Maurice lui serra la main; l’important pour lui, c’était que Lorin sortît.

– J’ai mon idée, dit Lorin.

Maurice tira sa bourse de sa poche et la mit dans la main de son ami.

– Maintenant, la carte, pour l’amour de Dieu! Je veux dire pour l’amour de l’Être éternel.

Maurice lui remit la carte.

Lorin baisa la main de Geneviève, et, profitant du moment où l’on amenait dans le greffe une fournée de condamnés, il enjamba les bancs de bois et se présenta à la grande porte.

– Eh! dit un gendarme, en voilà un qui se sauve, il me semble.

Lorin se redressa et présenta sa carte.

– Tiens, dit-il, citoyen gendarme, apprends à mieux connaître les gens.

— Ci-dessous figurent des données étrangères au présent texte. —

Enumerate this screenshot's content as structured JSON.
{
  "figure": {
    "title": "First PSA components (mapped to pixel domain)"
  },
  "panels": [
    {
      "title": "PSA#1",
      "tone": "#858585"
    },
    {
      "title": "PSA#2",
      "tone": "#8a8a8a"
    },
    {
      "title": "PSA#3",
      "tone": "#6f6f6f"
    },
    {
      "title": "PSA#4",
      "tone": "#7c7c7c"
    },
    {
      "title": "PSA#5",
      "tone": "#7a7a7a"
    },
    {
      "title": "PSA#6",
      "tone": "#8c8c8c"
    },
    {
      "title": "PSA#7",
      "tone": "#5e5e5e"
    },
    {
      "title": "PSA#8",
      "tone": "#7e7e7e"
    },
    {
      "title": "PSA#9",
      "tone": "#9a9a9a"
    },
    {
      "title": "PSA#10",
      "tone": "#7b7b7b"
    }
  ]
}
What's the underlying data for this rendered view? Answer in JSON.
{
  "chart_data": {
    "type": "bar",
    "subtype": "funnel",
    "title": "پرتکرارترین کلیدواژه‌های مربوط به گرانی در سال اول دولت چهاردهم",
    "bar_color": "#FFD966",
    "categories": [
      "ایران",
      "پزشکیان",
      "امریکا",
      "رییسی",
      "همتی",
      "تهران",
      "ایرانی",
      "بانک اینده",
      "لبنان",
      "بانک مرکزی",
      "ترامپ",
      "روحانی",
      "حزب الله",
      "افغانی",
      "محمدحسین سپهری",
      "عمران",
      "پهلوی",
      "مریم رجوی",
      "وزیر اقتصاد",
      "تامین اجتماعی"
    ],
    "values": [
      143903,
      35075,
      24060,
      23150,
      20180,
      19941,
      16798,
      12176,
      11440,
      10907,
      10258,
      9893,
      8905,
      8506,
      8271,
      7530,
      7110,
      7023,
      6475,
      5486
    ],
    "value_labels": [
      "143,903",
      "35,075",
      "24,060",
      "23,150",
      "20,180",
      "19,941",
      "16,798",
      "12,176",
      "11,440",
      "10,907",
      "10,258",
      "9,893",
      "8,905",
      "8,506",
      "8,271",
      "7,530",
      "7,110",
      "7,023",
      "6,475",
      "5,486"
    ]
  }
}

Le gendarme reconnut la signature du greffier; mais il appartenait à cette catégorie de fonctionnaires qui manquent généralement de confiance, et, comme, juste en ce moment, le greffier descendait du tribunal avec un frisson qui ne l’avait point quitté depuis qu’il avait si imprudemment hasardé sa signature:

– Citoyen greffier, dit-il, voici un papier à l’aide duquel un particulier veut sortir de la salle des Morts; est-il bon, le papier?

Le greffier blêmit de frayeur, et, convaincu, s’il regardait, qu’il allait apercevoir la terrible figure de Dixmer, il se hâta de répondre en s’emparant de la carte:

– Oui, oui, c’est bien ma signature.

– Alors, dit Lorin, si c’est ta signature, rends-la-moi.

– Non pas, dit le greffier en la déchirant en mille morceaux, non pas! ces sortes de cartes ne peuvent servir qu’une fois.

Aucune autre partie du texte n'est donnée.